Fran Castillo, journaliste spécialiste de l'Atléticoà franceinfo: sport
Quique, supporter invétéré des Colchoneros, nous le confirme : "Je préférais le Calderón. Mais le Wanda est un symbole de la nouvelle image du club, qui n'est plus une 'équipe de quartier'". Ce déménagement s'est accompagné d'un changement de logo décrié par une partie du peuple rojiblanco. "Personne ne s'y attendait", confirme Fran Castillo. La pilule a eu du mal à passer, au point que les boutiques ont été prises d'assaut lors de la sortie d'un maillot avec l'ancien blason, au mois de janvier.
Vota: ¿Te gusta el nuevo escudo del Atlético? https://t.co/pA3J5wFTEL pic.twitter.com/V2MCdMk0IA
— ABC Deportes (@abc_deportes) December 9, 2016
Déraciné, l'Atlético l'a été encore plus en faisant partie des membres fondateurs de la Superligue européenne, en avril dernier. "Cela m'a beaucoup surpris", se rappelle Fran Castillo. De nombreuses peñas (groupes de supporters) ont exprimé leur défiance vis-à-vis du projet, forçant le club à un rétropédalage en règle. Il va sans le dire, ce projet de ligue fermée entre écuries les plus fortunées d'Europe s'inscrit aux antipodes des valeurs prônées par ce club. A ce petit jeu, les déclarations molles de l'emblématique Diego Simeone ("Notre club prendra la meilleure décision pour son futur") en avaient déçu plus d'un.
Le Cholo, dernier garant de l'identité colchonera ?
Est-ce à dire que ces valeurs ne sont qu'un mirage ? "Cholo" Simeone apportait un élément de réponse en 2019 : "On ne peut pas se réclamer du peuple quand on a un des meilleurs stades du monde ou que l'on achète un joueur pour 120 millions d'euros, indiquait-il à La Nación, en référence au transfert du jeune portugais João Félix. Mais on peut quand même dire que socialement, moralement et émotionnellement, nous restons l'équipe du peuple. Ce sont nos racines, le club ne le changera pas malgré sa croissance économique."
Le salaire du technicien argentin tempère tout de même ses propres propos : il est un des coachs les mieux payés de la planète. Son style de jeu, basé sur une grosse rigueur défensive et une intensité incessante, agace. L'Argentin est régulièrement remis en question, malgré un mandat couronné de succès. Son caractère et sa hargne collent à merveille à l'identité de l'Atlético, où il a également joué dans les années 1990.

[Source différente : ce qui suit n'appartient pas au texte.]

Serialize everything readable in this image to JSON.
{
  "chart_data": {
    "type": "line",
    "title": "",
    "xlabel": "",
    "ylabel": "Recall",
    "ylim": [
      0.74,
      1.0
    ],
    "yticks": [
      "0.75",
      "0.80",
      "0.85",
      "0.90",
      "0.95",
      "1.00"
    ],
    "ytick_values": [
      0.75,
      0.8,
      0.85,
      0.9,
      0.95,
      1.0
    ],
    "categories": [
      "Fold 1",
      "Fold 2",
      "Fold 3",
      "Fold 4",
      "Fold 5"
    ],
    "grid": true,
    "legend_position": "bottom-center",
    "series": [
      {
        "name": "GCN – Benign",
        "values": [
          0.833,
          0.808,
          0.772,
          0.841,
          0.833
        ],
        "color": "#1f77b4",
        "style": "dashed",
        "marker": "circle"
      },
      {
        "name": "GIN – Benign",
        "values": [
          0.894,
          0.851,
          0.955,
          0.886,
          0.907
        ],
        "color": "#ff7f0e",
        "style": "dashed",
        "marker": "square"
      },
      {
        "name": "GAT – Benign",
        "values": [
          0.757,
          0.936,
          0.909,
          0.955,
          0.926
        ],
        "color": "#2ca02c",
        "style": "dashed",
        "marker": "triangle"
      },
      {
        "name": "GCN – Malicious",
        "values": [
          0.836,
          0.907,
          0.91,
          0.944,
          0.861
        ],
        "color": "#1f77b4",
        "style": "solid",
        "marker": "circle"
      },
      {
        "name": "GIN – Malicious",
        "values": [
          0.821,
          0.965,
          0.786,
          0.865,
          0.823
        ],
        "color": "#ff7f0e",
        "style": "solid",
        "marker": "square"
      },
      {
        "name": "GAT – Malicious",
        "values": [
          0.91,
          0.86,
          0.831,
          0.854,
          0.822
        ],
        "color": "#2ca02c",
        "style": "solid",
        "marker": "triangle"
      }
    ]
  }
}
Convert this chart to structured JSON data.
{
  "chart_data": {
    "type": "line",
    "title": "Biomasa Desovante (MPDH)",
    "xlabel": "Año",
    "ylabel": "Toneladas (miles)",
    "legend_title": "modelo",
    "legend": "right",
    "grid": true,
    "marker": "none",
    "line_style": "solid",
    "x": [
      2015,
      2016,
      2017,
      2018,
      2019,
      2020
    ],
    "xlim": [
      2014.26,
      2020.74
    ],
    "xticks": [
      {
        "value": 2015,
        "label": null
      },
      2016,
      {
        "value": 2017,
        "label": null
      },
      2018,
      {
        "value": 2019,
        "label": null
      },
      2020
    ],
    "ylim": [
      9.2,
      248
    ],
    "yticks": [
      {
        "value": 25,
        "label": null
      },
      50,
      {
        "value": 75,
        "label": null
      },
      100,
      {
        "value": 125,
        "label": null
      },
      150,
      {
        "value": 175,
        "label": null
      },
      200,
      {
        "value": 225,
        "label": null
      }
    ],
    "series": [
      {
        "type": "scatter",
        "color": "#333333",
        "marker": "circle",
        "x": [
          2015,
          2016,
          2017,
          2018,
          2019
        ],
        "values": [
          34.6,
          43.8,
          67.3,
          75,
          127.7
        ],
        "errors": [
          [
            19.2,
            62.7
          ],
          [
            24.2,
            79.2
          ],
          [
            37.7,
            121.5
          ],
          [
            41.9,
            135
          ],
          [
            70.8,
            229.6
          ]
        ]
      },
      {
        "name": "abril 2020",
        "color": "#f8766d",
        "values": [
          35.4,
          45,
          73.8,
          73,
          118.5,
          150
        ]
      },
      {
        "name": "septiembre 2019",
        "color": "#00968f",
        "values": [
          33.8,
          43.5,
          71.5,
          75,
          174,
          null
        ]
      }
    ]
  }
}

Surtout, dans un football moderne où les transferts sont légion, de nombreux joueurs restent fidèles au maillot rojiblanco. Les indéboulonnables José Maria Giménez, Koke et Jan Oblak sont par exemple là depuis une décennie. "De toute façon, l'Atlético reste tel quel malgré tous ces changements, conclut Fran Castillo. L'essence même du club continue, même s'il est désormais connu mondialement."